# Indoor Pij cage



## Shannon and Em (Sep 5, 2004)

I have a pij that I rehabbed from the wild. She is in good shape now (unable to fly but happy and healthy) but the vet said that she needs a cage that is four to five times larger than her current.  I do not want to keep her outside. It gets cold, wet, and in the summer, brutally hot. In addition we have a very catty neighborhood. I can see them tormetting her while I am at work. Her current cage is about three feet high, three feet wide and about two feet deep. How big should it be. I have seen some pictures of lofts but they are more for outside. Does anyone have any pictures or plans for something inside. Thanks!


----------



## Yong (Oct 15, 2003)

Hi shannon & Em, I think your cage is suitable for your needs. What you can do is let her out on top. My indoor cages are small...so what I do is I put a pet pee pad, or a towel down on the top of my cage or table top, and let them wlk around a bit. Unless you have an aviary, which many of us don't, the best thing you can do for you and your baby is spend time together outside of her cage. I found that my pij's and my feral flock just sit all day, flap their wings for some exercise, and that's about it. My indoor guys enjoy walking about the house. This is where lysol wipes come in handy! Reptile cages are great alternatives as well. they are usually a whole lot cheaper than a "bird" cage. They do like to sit flat a opposed to perches, and a bowl or box stuffed with some sort of bedding is nice too. Have fun and don't stress about it too much. Yong


----------



## Lin Hansen (Jan 9, 2004)

Hi Shannon & Em,

I found a previous thread where particulars on indoor cages are discussed. Included in the thread is a post and link from member Turkey (Julie) which talks about the cages she built and the link in her post takes you to pictures of it. Should help give you some ideas if you decide to upgrade your pigeons current housing. Just click on the link:
http://www.pigeons.biz/forums/showthread.php?t=3355

Good luck,
Linda


----------



## KIPPY (Dec 18, 2003)

These look nice inside the house. They have 2 sizes the bigger one does not have the gap at the bottom.

http://www.petsmart.com/global/prod...<>ast_id=2534374302023695&bmUID=1105759990933


----------



## Lolita's Mom (Jan 1, 2005)

*Pij cage*

Thanks for the links on the cages. They were great. I learned a lot from looking at them.

Lolita, my rescued pij, houses in my small bathroom. It is a hassel for me to paper everything. The one good thing about it is she uses the basin to 
roost at night and I just wash it out in the morning. 
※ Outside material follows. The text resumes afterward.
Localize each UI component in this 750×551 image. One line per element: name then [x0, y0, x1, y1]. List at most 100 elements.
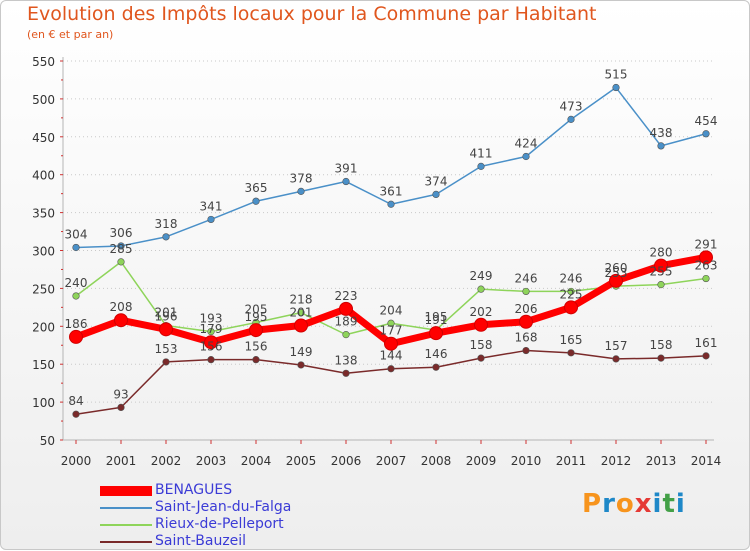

I have a medium sized dog crate and I am trying to think of some way to elevate it and some way to be able to clean the bottom. It is collapsible,
and will be great to take outside in the summer, when I can be out with her.
Right now I am at a loss as to how to utilize it. I hate to spend the time or money building one of those wonderful homes with the hardware cloth, since Lolita is put away just at night or if I have to leave. On the other hand, I hate to spend my time on this crate if it can't be utilized.

The crate needs work. I picked it up from someone's trash. It needs to be straightened, scoured, sanded and probably painted. What about paint poisoning?

The crate is 19"x21"x38". She could do that pretend fly thing she does and not hurt her wings, if she turned lengthwise to do it. I could attach a small shelf and put her basket on it and the framed long narrow floor mirror on the side wall. The bottom is wire, so I would have to put down lineoleum or something like that (I have some left overs) with newspaper over it. I would have to change it every morning but that is not as bad as the whole bathroom.

Any suggestions? Does this sound feasible? 

I hope someone can tell me if I am on the right track here. I think a stand would be nice and I could paint it to look like decorated furniture. Actually, instead of a standing frame for it, I would like to mount it somehow to the wall and save the floor space.

Any help would be appreciated.
http://community.webshots.com/user/gkoehler

Lolita's Mom


----------